Detecting backpressure

Monitor these signals:

Signal	What it tells you	Healthy range
Queue depth	How many jobs are waiting	Low and stable
Queue latency	Time between enqueue and dequeue	Under a few seconds
Worker utilization	Percentage of time workers are busy	60 – 80%
Memory usage (broker)	How much memory the queue system is using	Well below limits
Enqueue rate vs dequeue rate	Whether you are producing faster than consuming	Dequeue ≥ enqueue

If queue depth is rising steadily over time, you have a backpressure problem — even if nothing is crashing yet.

Strategies for handling backpressure

Rate limit the producers

Slow down the source. If your API endpoint enqueues a job on every request, add rate limiting to cap how many jobs can be created per second. This is the most direct approach — stop the flood at the source.

Scale the consumers

Add more workers. If your current pool processes 100 jobs per second and you need 200, double the worker count. This works when the bottleneck is worker concurrency rather than a downstream dependency. It does not help if workers are slow because an external API is slow.

Use bounded queues

Set a maximum queue size. When the queue is full, new jobs are rejected with an error that tells the producer to slow down or try later. This prevents unbounded memory growth and forces the system to degrade gracefully instead of crashing.

Drop or defer low-priority work

Not all jobs are equal. During backpressure, shed load by dropping or deferring non-critical work. Process payment jobs immediately but delay analytics events. Use priority queues to ensure critical work is processed first.

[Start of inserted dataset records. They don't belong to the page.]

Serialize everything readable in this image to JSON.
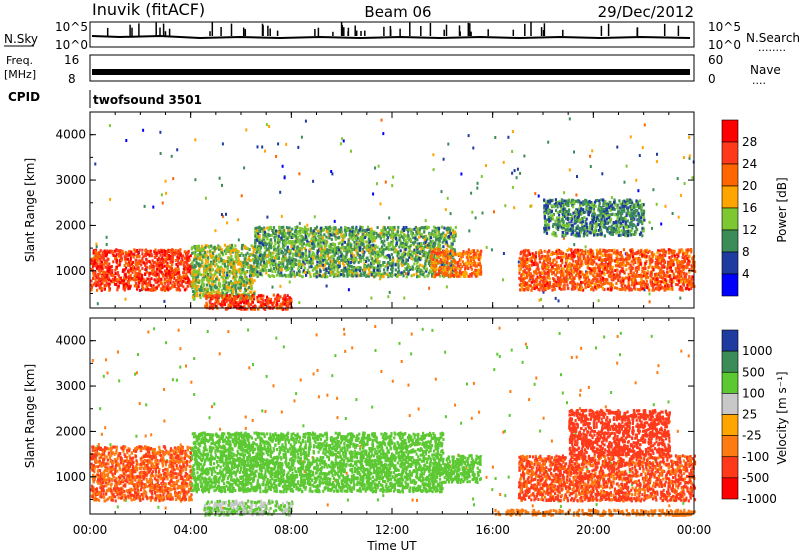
{
  "header": {
    "site": "Inuvik (fitACF)",
    "beam": "Beam 06",
    "date": "29/Dec/2012"
  },
  "left_labels": {
    "nsky": "N.Sky",
    "freq": "Freq.",
    "mhz": "[MHz]",
    "cpid": "CPID"
  },
  "right_labels": {
    "nsearch": "N.Search",
    "nsearch_dots": "........",
    "nave": "Nave",
    "nave_dots": "....",
    "nsky_top": "10^5",
    "nsky_bottom": "10^0",
    "nave_top": "60",
    "nave_bottom": "0"
  },
  "freq_ticks": {
    "top": "16",
    "bottom": "8"
  },
  "cpid_text": "twofsound 3501",
  "time_axis": {
    "label": "Time UT",
    "ticks": [
      "00:00",
      "04:00",
      "08:00",
      "12:00",
      "16:00",
      "20:00",
      "00:00"
    ]
  },
  "power_colorbar": {
    "label": "Power [dB]",
    "ticks": [
      "28",
      "24",
      "20",
      "16",
      "12",
      "8",
      "4"
    ],
    "colors": [
      "#ff0000",
      "#ff3a1a",
      "#ff6600",
      "#ffa500",
      "#7dc832",
      "#3c8c5a",
      "#1e3ca0",
      "#0000ff"
    ]
  },
  "velocity_colorbar": {
    "label": "Velocity [m s⁻¹]",
    "ticks": [
      "1000",
      "500",
      "100",
      "25",
      "-25",
      "-100",
      "-500",
      "-1000"
    ],
    "colors": [
      "#1e3ca0",
      "#3c8c5a",
      "#5cc832",
      "#c8c8c8",
      "#ffa500",
      "#ff7a10",
      "#ff3a1a",
      "#ff0000"
    ]
  },
  "chart_data": [
    {
      "type": "heatmap",
      "title": "Power",
      "xlabel": "Time UT",
      "ylabel": "Slant Range [km]",
      "x_range_hours": [
        0,
        24
      ],
      "ylim": [
        180,
        4500
      ],
      "y_ticks": [
        1000,
        2000,
        3000,
        4000
      ],
      "colorbar_label": "Power [dB]",
      "colorbar_ticks": [
        4,
        8,
        12,
        16,
        20,
        24,
        28
      ],
      "regions": [
        {
          "x": [
            0,
            4
          ],
          "y": [
            600,
            1500
          ],
          "value": 28
        },
        {
          "x": [
            4,
            6.5
          ],
          "y": [
            400,
            1600
          ],
          "value": 16
        },
        {
          "x": [
            4.5,
            8
          ],
          "y": [
            180,
            500
          ],
          "value": 28
        },
        {
          "x": [
            6.5,
            14.5
          ],
          "y": [
            900,
            2000
          ],
          "value": 14
        },
        {
          "x": [
            13.5,
            15.5
          ],
          "y": [
            900,
            1500
          ],
          "value": 24
        },
        {
          "x": [
            17,
            24
          ],
          "y": [
            600,
            1500
          ],
          "value": 26
        },
        {
          "x": [
            18,
            22
          ],
          "y": [
            1800,
            2600
          ],
          "value": 12
        }
      ]
    },
    {
      "type": "heatmap",
      "title": "Velocity",
      "xlabel": "Time UT",
      "ylabel": "Slant Range [km]",
      "x_range_hours": [
        0,
        24
      ],
      "ylim": [
        180,
        4500
      ],
      "y_ticks": [
        1000,
        2000,
        3000,
        4000
      ],
      "colorbar_label": "Velocity [m s⁻¹]",
      "colorbar_ticks": [
        1000,
        500,
        100,
        25,
        -25,
        -100,
        -500,
        -1000
      ],
      "regions": [
        {
          "x": [
            0,
            4
          ],
          "y": [
            500,
            1700
          ],
          "value": -100
        },
        {
          "x": [
            4,
            14
          ],
          "y": [
            700,
            2000
          ],
          "value": 300
        },
        {
          "x": [
            4.5,
            8
          ],
          "y": [
            180,
            500
          ],
          "value": 100
        },
        {
          "x": [
            14,
            15.5
          ],
          "y": [
            900,
            1500
          ],
          "value": 300
        },
        {
          "x": [
            16,
            24
          ],
          "y": [
            180,
            300
          ],
          "value": -60
        },
        {
          "x": [
            17,
            24
          ],
          "y": [
            500,
            1500
          ],
          "value": -120
        },
        {
          "x": [
            19,
            23
          ],
          "y": [
            1500,
            2500
          ],
          "value": -300
        }
      ]
    }
  ]
}
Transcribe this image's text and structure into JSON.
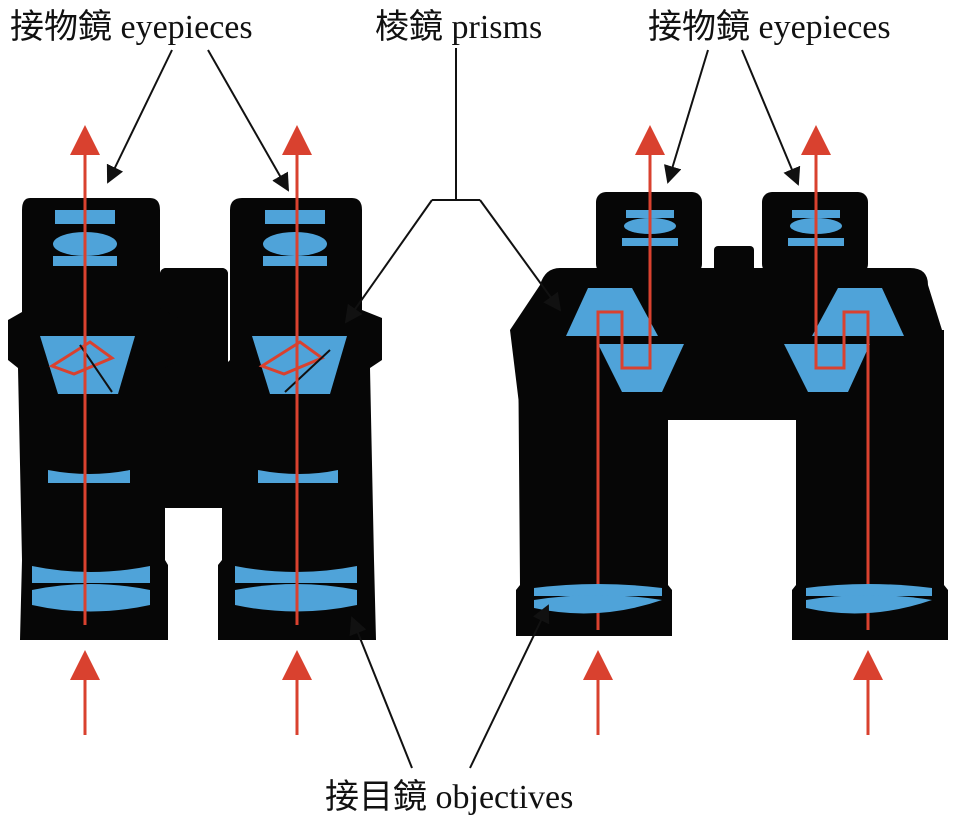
{
  "labels": {
    "eyepieces_left": "接物鏡 eyepieces",
    "prisms": "棱鏡 prisms",
    "eyepieces_right": "接物鏡 eyepieces",
    "objectives": "接目鏡 objectives"
  },
  "colors": {
    "body": "#060606",
    "lens": "#4fa3d9",
    "light_ray": "#d9412f",
    "pointer": "#1a1a1a",
    "background": "#ffffff"
  }
}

Buffer with overflow handling

Write overflow jobs to durable storage (a database table or object store) when the primary queue is under pressure. A separate process drains the overflow buffer back into the main queue once pressure subsides. This preserves every job but accepts higher latency for overflow work.

Backpressure vs rate limiting

Rate limiting is one tool for managing backpressure, but they are not the same thing. Rate limiting caps throughput at a fixed boundary (e.g., 100 requests per second). Backpressure is the broader problem of producers outpacing consumers — rate limiting is one of several strategies to address it.

Rate limiting is proactive: you set limits before pressure builds. Backpressure handling is often reactive: you detect growing queues and respond by scaling, shedding load, or throttling.

FAQ

What is backpressure in software?

Backpressure is the condition where a system receives work faster than it can process it. The term comes from fluid dynamics — pressure that builds when flow is restricted. In software, it manifests as growing queues, rising latency, and eventually resource exhaustion or crashes.

How do you handle backpressure?

The four main strategies are: rate limit the producers to slow incoming work, scale consumers to increase processing capacity, use bounded queues that reject overflow, and shed low-priority load during pressure spikes. The right approach depends on whether the bottleneck is your workers, a downstream service, or both.

What is the difference between backpressure and rate limiting?

Rate limiting is a specific mechanism that caps throughput at a predefined boundary. Backpressure is the broader problem of demand exceeding capacity. Rate limiting is one technique for managing backpressure, alongside scaling consumers, shedding load, and using bounded buffers.

Backpressure is a fundamental challenge in any job queue system. Managing concurrency is the consumer-side response — more workers process more jobs — while rate limiting is the producer-side response. When backpressure causes widespread failures, retry storms can create a circuit breaker-tripping cascade, and jobs that cannot be processed in time may need a dead letter queue as a safety net.